Eric Pilhofer is changing the ceramic game by playing to the strengths of his ancestral heritage.
Eric Pilhofer can be found primarily shut in his studio using clay to express his perception of ancient spirituality, synth music gleefully playing in the background.
Pilhofer has been an artist for his entire life. He's got experience in drawing, painting, metal sculpture, patchwork, and weaving. But, Pilhofer has chosen clay to be his preferred medium because it clashes all of his disciplinary loves into one messy package.
"Art isn’t what it chooses to be, but it is something that has to be,” he says. “If I don’t do it, my life is out of balance. It is more of a necessity than a choice.”
Drawing his inspiration from history and archaeology, every piece of work that Pilhofer creates pays homage to ancestral spirituality.
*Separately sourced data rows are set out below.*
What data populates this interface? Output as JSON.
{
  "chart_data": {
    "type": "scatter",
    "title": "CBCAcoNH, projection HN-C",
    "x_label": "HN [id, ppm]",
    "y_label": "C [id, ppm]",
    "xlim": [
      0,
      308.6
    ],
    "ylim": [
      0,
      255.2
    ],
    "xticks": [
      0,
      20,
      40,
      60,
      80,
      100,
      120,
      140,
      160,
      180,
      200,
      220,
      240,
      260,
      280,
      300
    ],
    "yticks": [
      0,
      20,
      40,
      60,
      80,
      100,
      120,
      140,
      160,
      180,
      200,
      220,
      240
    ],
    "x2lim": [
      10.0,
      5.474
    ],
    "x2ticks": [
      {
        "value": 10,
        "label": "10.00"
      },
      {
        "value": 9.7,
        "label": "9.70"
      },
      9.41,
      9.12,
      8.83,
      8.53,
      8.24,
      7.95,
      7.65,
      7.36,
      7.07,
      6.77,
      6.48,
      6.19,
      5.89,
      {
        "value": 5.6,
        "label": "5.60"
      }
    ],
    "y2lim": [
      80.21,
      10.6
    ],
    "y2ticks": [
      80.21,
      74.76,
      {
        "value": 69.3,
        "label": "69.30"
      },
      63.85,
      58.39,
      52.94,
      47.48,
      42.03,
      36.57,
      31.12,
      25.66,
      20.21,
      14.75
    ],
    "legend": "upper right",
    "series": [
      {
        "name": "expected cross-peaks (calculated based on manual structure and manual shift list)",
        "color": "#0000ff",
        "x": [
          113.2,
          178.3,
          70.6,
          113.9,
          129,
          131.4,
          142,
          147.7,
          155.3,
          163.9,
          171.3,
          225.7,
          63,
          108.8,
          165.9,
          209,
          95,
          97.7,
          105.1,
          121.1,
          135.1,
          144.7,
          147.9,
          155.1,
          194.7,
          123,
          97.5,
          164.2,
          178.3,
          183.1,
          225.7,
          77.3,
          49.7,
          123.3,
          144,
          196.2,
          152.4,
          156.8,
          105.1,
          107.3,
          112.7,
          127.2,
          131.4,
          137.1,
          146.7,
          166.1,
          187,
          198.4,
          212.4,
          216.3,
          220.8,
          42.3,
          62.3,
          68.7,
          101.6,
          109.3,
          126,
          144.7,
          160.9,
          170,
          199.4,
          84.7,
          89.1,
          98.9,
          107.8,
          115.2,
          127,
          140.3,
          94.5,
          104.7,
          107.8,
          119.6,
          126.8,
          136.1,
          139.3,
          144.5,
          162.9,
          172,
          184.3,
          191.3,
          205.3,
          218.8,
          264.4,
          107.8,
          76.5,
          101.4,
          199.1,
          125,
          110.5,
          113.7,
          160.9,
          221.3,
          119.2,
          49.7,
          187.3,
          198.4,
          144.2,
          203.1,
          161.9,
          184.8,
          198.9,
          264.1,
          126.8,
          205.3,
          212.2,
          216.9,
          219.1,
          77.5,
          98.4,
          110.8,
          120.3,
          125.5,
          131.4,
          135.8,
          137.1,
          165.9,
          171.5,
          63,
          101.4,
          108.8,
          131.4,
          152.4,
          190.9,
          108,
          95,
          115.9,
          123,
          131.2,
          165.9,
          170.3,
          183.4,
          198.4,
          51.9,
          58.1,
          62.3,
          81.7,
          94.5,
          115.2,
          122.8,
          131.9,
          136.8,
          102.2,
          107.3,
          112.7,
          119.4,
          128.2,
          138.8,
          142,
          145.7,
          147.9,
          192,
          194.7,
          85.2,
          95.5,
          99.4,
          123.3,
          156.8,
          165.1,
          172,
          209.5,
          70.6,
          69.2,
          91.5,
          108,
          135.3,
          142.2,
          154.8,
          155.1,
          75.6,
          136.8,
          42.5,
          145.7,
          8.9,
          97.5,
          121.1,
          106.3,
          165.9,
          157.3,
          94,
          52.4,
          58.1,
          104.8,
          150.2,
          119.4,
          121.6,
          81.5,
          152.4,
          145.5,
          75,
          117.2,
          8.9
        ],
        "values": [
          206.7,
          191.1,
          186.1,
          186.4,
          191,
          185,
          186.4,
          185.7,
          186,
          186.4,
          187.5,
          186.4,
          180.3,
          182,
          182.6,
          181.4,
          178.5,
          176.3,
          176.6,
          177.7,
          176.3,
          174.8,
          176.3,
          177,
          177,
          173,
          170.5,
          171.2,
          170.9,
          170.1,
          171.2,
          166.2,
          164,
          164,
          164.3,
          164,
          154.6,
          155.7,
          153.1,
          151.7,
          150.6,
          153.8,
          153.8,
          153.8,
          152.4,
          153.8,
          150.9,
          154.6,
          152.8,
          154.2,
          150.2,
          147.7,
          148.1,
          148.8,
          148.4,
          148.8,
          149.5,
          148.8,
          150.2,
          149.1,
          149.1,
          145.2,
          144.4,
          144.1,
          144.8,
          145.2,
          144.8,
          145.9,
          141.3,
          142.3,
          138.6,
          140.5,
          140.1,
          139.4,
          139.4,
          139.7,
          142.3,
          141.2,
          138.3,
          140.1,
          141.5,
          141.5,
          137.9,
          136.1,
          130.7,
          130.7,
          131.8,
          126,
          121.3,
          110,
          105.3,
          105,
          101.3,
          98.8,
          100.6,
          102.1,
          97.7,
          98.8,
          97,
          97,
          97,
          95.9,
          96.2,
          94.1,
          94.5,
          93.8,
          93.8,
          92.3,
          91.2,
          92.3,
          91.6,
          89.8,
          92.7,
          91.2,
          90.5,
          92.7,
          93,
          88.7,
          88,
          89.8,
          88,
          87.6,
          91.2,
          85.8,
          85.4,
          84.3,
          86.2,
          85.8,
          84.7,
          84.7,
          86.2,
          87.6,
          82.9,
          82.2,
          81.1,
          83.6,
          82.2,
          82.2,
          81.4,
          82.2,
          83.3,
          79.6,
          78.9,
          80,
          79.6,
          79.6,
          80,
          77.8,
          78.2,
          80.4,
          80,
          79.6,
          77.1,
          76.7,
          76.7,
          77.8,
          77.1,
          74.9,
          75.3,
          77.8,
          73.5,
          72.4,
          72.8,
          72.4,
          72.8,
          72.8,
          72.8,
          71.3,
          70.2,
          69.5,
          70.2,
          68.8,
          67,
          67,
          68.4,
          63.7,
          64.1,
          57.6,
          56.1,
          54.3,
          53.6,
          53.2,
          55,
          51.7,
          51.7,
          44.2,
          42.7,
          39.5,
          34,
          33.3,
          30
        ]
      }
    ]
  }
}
Directly referencing his Egyptian and Mesopotamian background, Pilhofer tries to express a deeper meaning, tell a more interesting story, and make people think differently about how they view hieroglyphic artwork.
“I am not a religious person, but I feel that you can capture a spirituality and a feeling in a piece of artwork,” he says. “Like it was done for a reason greater than the end result.”
By mashing ancient text techniques and ultramodern ceramic methods, Pilhofer combines two eras of artwork and shows that the creative human conscious hasn't changed that much over the course of a few thousand years.